Les reins d’Ana menacent de ne plus fonctionner, ce sont les effets secondaires de la grande quantité d’antibiotiques administrée. Le traitement médicamenteux est donc arrêté. Par chance, son état se stabilise. Une analyse montre que les bactéries ont disparu.
« Après la transplantation, personne ne pensait que je vivrais plus d’un an. Aujourd’hui, mes valeurs sanguines sont celles d’une personne en bonne santé », raconte Ana.
Ces dernières années, une peur constante a accompagné Ana. Avant de s’endormir, elle se demandait : serai-je encore vivante demain ou vais-je mourir cette nuit?

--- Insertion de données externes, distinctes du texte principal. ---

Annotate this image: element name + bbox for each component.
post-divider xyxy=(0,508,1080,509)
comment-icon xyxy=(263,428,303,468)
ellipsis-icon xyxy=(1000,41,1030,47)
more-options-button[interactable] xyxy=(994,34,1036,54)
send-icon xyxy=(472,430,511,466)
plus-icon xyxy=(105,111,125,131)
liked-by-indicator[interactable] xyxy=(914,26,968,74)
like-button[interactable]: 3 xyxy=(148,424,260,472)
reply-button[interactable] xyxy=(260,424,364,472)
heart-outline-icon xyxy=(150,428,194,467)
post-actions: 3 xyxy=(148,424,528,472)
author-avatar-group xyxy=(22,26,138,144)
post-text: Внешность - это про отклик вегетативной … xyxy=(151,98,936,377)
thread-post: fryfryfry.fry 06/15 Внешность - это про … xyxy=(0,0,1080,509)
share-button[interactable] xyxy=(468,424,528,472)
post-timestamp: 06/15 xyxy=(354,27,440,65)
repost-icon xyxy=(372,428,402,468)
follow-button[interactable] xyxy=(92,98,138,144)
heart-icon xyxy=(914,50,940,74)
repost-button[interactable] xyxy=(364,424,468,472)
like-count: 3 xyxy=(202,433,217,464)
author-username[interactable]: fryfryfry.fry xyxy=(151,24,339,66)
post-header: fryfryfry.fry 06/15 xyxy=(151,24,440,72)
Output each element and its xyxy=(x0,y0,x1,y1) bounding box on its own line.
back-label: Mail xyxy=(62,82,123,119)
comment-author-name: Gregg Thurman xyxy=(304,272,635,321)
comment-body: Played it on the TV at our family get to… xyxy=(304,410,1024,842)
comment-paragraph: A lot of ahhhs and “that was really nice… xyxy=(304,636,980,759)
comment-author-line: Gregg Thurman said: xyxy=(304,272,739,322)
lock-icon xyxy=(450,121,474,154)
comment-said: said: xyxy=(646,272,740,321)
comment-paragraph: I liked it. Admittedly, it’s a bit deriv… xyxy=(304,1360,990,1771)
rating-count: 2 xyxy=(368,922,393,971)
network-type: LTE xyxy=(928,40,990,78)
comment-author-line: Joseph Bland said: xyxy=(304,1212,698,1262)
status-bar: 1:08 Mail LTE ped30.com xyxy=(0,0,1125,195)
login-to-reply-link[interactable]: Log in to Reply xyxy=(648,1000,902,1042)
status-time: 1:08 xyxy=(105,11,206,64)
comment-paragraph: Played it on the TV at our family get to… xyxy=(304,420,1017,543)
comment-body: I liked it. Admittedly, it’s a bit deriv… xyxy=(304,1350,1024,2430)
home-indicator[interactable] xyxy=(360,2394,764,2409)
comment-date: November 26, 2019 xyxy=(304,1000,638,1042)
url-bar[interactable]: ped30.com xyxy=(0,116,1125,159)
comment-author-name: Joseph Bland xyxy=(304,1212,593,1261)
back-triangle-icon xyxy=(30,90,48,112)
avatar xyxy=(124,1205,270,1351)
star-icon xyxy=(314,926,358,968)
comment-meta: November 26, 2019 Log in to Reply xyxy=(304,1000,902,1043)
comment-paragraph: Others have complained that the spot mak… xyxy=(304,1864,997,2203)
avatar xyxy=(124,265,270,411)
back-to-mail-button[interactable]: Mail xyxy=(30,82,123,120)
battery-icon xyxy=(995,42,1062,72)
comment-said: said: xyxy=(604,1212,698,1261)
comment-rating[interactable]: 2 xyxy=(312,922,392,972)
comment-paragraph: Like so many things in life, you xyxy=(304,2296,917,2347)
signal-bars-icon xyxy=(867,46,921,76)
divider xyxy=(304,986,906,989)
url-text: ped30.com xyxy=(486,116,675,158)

Pour la première lors de notre entretien, Ana laisse exprimer ses émotions, expire bruyamment et affirme :
Ana célèbre la date de sa transplantation comme un second anniversaire. Avec des gâteaux, des bougies et des cadeaux. Elle pense beaucoup à la personne qu’aurait pu être sa donneuse ou son donneur d’organes. « J’imagine que c’était un homme qui faisait de la moto. Et qui aimait cuisiner. Depuis ma transplantation, j’ai toujours faim. »
Ana aimerait remercier sa donneuse ou son donneur. « Quelqu’un a quitté sa famille et m’a permis de retrouver la mienne », ajoute-t-elle.
Voyager, son grand rêve
Ana veut vivre à fond, pour elle, mais aussi pour sa donneuse ou son donneur. Elle veut qu’ils soient « tous les deux » satisfaits de la vie qu’elle mène désormais. Elle fait part de ses projets d’avenir avec un grand enthousiasme : « je veux voyager. Je n’ai pas encore pu le faire. Après ma formation, j’aimerais déménager et étudier le droit. Et j’aimerais me faire des amis. »
La maladie sera toujours présente dans son avenir, mais aujourd’hui, ce n’est pas sa priorité. Pour l’instant, elle préfère profiter de sa vie retrouvée et, pour la première fois, de ce sentiment de liberté.
Il ne me reste plus qu’à souhaiter du fond du cœur que les projets d’Ana et tous ses rêves se réalisent.